Coupled with the intermarriage dilemma is the disquieting fact that most American Jews do not profess belief in “an active and personal God.” Only 26% of those polled by the American Jewish Committee described religion as “very important” in their lives.

In Israel, friction between secular and religious Jews has become increasingly volatile. Recently the severed head of a pig was found at the entrance to Bnei Brak’s Great Synagogue. This revolting act of desecration, although decried by many segments of Israel’s secular and religious communities, is emblematic of the tension between religious and secular elements, which is rapidly approaching the breaking point.

Street-level issues, such as permitting Sabbath opening of roads, restaurants, theaters, museums, and sporting events, are fanning the flame. Another problem is the favoritism granted religious yeshiva boys, who are exempted from compulsory military service.

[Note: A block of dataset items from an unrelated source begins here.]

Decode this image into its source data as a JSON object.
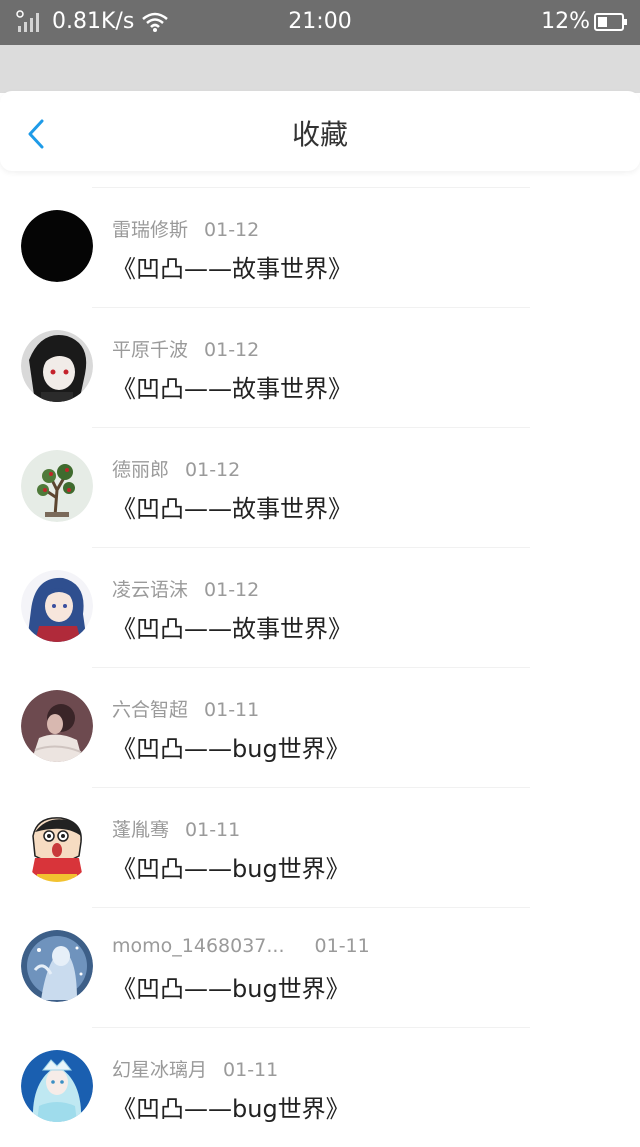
{
  "status_bar": {
    "network_speed": "0.81K/s",
    "time": "21:00",
    "battery": "12%"
  },
  "header": {
    "title": "收藏",
    "back_icon": "chevron-left-icon"
  },
  "favorites": [
    {
      "name": "雷瑞修斯",
      "date": "01-12",
      "title": "《凹凸——故事世界》",
      "avatar": "black"
    },
    {
      "name": "平原千波",
      "date": "01-12",
      "title": "《凹凸——故事世界》",
      "avatar": "anime-dark-hair"
    },
    {
      "name": "德丽郎",
      "date": "01-12",
      "title": "《凹凸——故事世界》",
      "avatar": "bonsai"
    },
    {
      "name": "凌云语沫",
      "date": "01-12",
      "title": "《凹凸——故事世界》",
      "avatar": "anime-blue-hair"
    },
    {
      "name": "六合智超",
      "date": "01-11",
      "title": "《凹凸——bug世界》",
      "avatar": "photo-girl"
    },
    {
      "name": "蓬胤骞",
      "date": "01-11",
      "title": "《凹凸——bug世界》",
      "avatar": "cartoon-boy"
    },
    {
      "name": "momo_1468037...",
      "date": "01-11",
      "title": "《凹凸——bug世界》",
      "avatar": "ice-figure"
    },
    {
      "name": "幻星冰璃月",
      "date": "01-11",
      "title": "《凹凸——bug世界》",
      "avatar": "anime-ice-princess"
    }
  ],
  "colors": {
    "status_bar_bg": "#6e6e6e",
    "accent_back": "#1e9be8",
    "text_primary": "#222222",
    "text_secondary": "#9a9a9a"
  }
}
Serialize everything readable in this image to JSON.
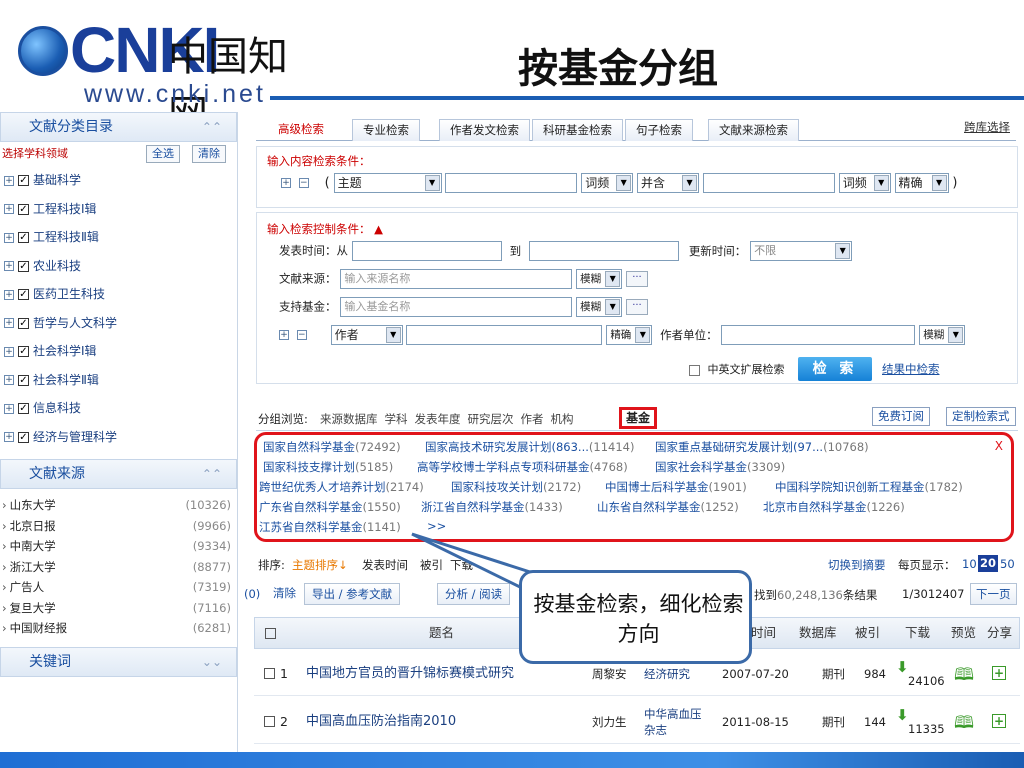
{
  "header": {
    "logo_text": "CNKI",
    "logo_cn": "中国知网",
    "logo_url": "www.cnki.net",
    "title": "按基金分组"
  },
  "sidebar": {
    "category_title": "文献分类目录",
    "select_subject": "选择学科领域",
    "select_all": "全选",
    "clear": "清除",
    "subjects": [
      "基础科学",
      "工程科技Ⅰ辑",
      "工程科技Ⅱ辑",
      "农业科技",
      "医药卫生科技",
      "哲学与人文科学",
      "社会科学Ⅰ辑",
      "社会科学Ⅱ辑",
      "信息科技",
      "经济与管理科学"
    ],
    "source_title": "文献来源",
    "sources": [
      {
        "name": "山东大学",
        "count": "(10326)"
      },
      {
        "name": "北京日报",
        "count": "(9966)"
      },
      {
        "name": "中南大学",
        "count": "(9334)"
      },
      {
        "name": "浙江大学",
        "count": "(8877)"
      },
      {
        "name": "广告人",
        "count": "(7319)"
      },
      {
        "name": "复旦大学",
        "count": "(7116)"
      },
      {
        "name": "中国财经报",
        "count": "(6281)"
      }
    ],
    "keyword_title": "关键词"
  },
  "tabs": [
    "高级检索",
    "专业检索",
    "作者发文检索",
    "科研基金检索",
    "句子检索",
    "文献来源检索"
  ],
  "cross_lib": "跨库选择",
  "content_cond": {
    "label": "输入内容检索条件：",
    "paren_open": "(",
    "paren_close": ")",
    "field1": "主题",
    "freq1": "词频",
    "logic": "并含",
    "freq2": "词频",
    "match": "精确"
  },
  "control_cond": {
    "label": "输入检索控制条件：",
    "pub_time": "发表时间：从",
    "to": "到",
    "update_time": "更新时间：",
    "update_value": "不限",
    "source_label": "文献来源：",
    "source_ph": "输入来源名称",
    "fuzzy1": "模糊",
    "fund_label": "支持基金：",
    "fund_ph": "输入基金名称",
    "fuzzy2": "模糊",
    "author_field": "作者",
    "exact": "精确",
    "unit_label": "作者单位：",
    "fuzzy3": "模糊",
    "bilingual": "中英文扩展检索",
    "search_btn": "检 索",
    "in_result": "结果中检索"
  },
  "group": {
    "label": "分组浏览:",
    "items": [
      "来源数据库",
      "学科",
      "发表年度",
      "研究层次",
      "作者",
      "机构"
    ],
    "active": "基金",
    "free_sub": "免费订阅",
    "custom": "定制检索式",
    "close": "X",
    "funds": [
      [
        {
          "n": "国家自然科学基金",
          "c": "(72492)"
        },
        {
          "n": "国家高技术研究发展计划(863...",
          "c": "(11414)"
        },
        {
          "n": "国家重点基础研究发展计划(97...",
          "c": "(10768)"
        }
      ],
      [
        {
          "n": "国家科技支撑计划",
          "c": "(5185)"
        },
        {
          "n": "高等学校博士学科点专项科研基金",
          "c": "(4768)"
        },
        {
          "n": "国家社会科学基金",
          "c": "(3309)"
        }
      ],
      [
        {
          "n": "跨世纪优秀人才培养计划",
          "c": "(2174)"
        },
        {
          "n": "国家科技攻关计划",
          "c": "(2172)"
        },
        {
          "n": "中国博士后科学基金",
          "c": "(1901)"
        },
        {
          "n": "中国科学院知识创新工程基金",
          "c": "(1782)"
        }
      ],
      [
        {
          "n": "广东省自然科学基金",
          "c": "(1550)"
        },
        {
          "n": "浙江省自然科学基金",
          "c": "(1433)"
        },
        {
          "n": "山东省自然科学基金",
          "c": "(1252)"
        },
        {
          "n": "北京市自然科学基金",
          "c": "(1226)"
        }
      ],
      [
        {
          "n": "江苏省自然科学基金",
          "c": "(1141)"
        },
        {
          "n": ">>",
          "c": ""
        }
      ]
    ]
  },
  "sort": {
    "label": "排序:",
    "active": "主题排序↓",
    "time": "发表时间",
    "cited": "被引",
    "download": "下载",
    "switch": "切换到摘要",
    "per_page": "每页显示：",
    "p10": "10",
    "p20": "20",
    "p50": "50"
  },
  "actions": {
    "count": "(0)",
    "clear": "清除",
    "export": "导出 / 参考文献",
    "analyze": "分析 / 阅读",
    "found_pre": "找到",
    "found_num": "60,248,136",
    "found_post": "条结果",
    "pages": "1/3012407",
    "next": "下一页"
  },
  "table": {
    "headers": [
      "题名",
      "时间",
      "数据库",
      "被引",
      "下载",
      "预览",
      "分享"
    ],
    "rows": [
      {
        "no": "1",
        "title": "中国地方官员的晋升锦标赛模式研究",
        "author": "周黎安",
        "source": "经济研究",
        "date": "2007-07-20",
        "db": "期刊",
        "cited": "984",
        "dl": "24106"
      },
      {
        "no": "2",
        "title": "中国高血压防治指南2010",
        "author": "刘力生",
        "source": "中华高血压杂志",
        "date": "2011-08-15",
        "db": "期刊",
        "cited": "144",
        "dl": "11335"
      }
    ]
  },
  "callout": "按基金检索，细化检索方向"
}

Secular Israelis are frank in expressing their hope that electoral reform will break the lock that ultra-orthodox religious parties have had on Israel’s coalition government structure.

Immigrants are also presenting a formidable problem for Judaism. As reported by The Jerusalem Post (August 3, 1991), a survey shows that only 3% of new Soviet immigrants classify themselves as religious. Of the remaining 97%, 18% say they are traditional and 79% call themselves secular. The survey further reveals that only 11% of the newcomers want to learn about Judaism; 85% are interested in studying about Judaism from an historic perspective.

Many of the Russian immigrants express indignation over rabbinical efforts to impose their religious opinions. Communists, they complain, told them what to believe all of their lives. Newfound freedom should, they insist, allow them to make up their own minds.

Ethiopian immigrants, too, wish a freer hand in charting their course for a new life in their new land. A recent decision adopted by the Jewish Agency Assembly (funding source for immigrant education) now allows Ethiopian immigrants to choose the schools their children will attend. Ethiopian offspring will no longer be automatically directed to religious institutions.

In the United States, where up to 40,000 Soviet Jews will be allowed to emigrate this year, the Jewish Community Relations Council of New York laments that the Russian Jews are “very vulnerable to proselytizing.”

The phenomenon is attributed to the fact that in the Soviet Union, where Christians were also a persecuted minority, Christians are not automatically viewed as the “enemy.”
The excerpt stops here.